Schon allein dieser Umstand schließt jegliche Plumpheit aus, weil Wotan-Odin als Herr aller Kunst galt; selbst Künstler. Er bemängelte ja auch, der Hammer habe einen zu kurzen Stiel, seinem Wohlmaß abträglich, verfluchte deswegen die drei Zwergenschmiede. Selbstverständlich hinterließ dieser Hammer ungeheure, ja Welten bewegende Eindrücke, sobald verwendet. Aber er besiegte im Sinne von Siegeln, Gültigkeiten, Endgültigkeiten herbeiführen. Er hinterließ die Prägung, das Siegel göttlicher Macht, formte Ungeformtes, wie der Schmied Eisen. Schmiede galten früher als Künstler. Besonders dann, wenn sie kunstreich Schwerter herstellten, sie mit Zauber versahen. Wieland der Schmied war ein solcher.
Sie sind erstaunt, junger Mann? - Nun dann wird sie es vielleicht noch mehr erstaunen, wenn ich ihnen sage, dass die Runen in ihrer gesamten Reihe keineswegs eine zufällige Anordnung von Zeichen sind, sondern sinnvolle Aussage.
Jede einzelne Rune ist ein Gedanke für sich, in wahrhaft unendlichen Verknüpfungen mit anderen verkettet. Schon eine einzige Rune bildet eine schier unübersehbare Abfolge von Gedankenflüssen aus sich selbst, weil ein bestimmter Gedanke niemals allein im Raume steht, sonder stets Hinleitungen und Ableitungen hat, ständig wandelt und vervielfältigt, je nach Blickwinkel. Aber eine Einzelrune stellt lediglich Teilansicht des Gesamten dar. Erst miteinander verbunden, ergeben sie den Machtgedanken. Allumfassenheit, die über allem steht und in allem wirkt. Auch für jede erdenkliche Gottheit galt das. Besonders dann, wenn personal verstanden, weshalb die christlichen Missionare sich des Kunstgriffs der Dreieinigkeit bedienten, welche keine eigentliche Person mehr darstellte, sondern eine dreiheitliche Verschmelzung. Die heilige Dreiheit!
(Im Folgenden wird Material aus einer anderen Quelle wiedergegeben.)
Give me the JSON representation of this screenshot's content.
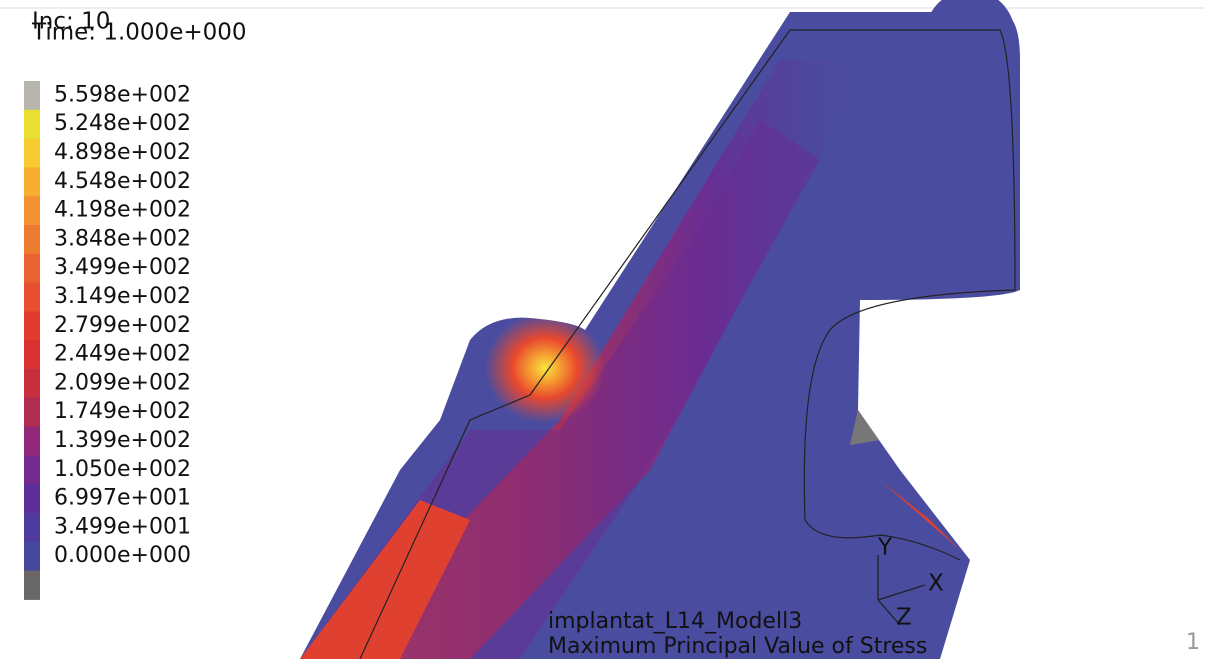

Nur, wie schon gesagt, davon findet man in der Bibel kein Wort. Streng genommen haben die Missionare einfach gelogen, um Seelen zu fangen. Und diejenigen, welche nicht auf derlei hereinfielen, wurden in späteren Jahrhunderten mit Gewalt bekehrt oder ganz einfach umgebracht. Die Dreieinigkeit ist abendländischen, mindestens indogermanischen Ursprungs, wie auch das Kreuz. Letzteres ist Darstellung des Menschen mit ausgebreiteten Armen. Ein Friedenszeichen und kein grausiges Todesmal. Wer andere irgendwie liebt und schätzt, zeigt das wenigstens manchmal in gleicher Geste."
Leicht verwirrt über hereinstürzende ungewohnte Sichtweisen, mein zaghafter Einwand: "Aber unsere europäische Kultur ist doch vornehmlich von den mittelmeerischen Kulturen der Griechen und Römer geprägt. Wir schreiben lateinisch, Lateinisch und Griechisch sind akademische Sprachen, unsere Geschichtsschreibung begann mit den Griechen und erst richtig mit den Römern?"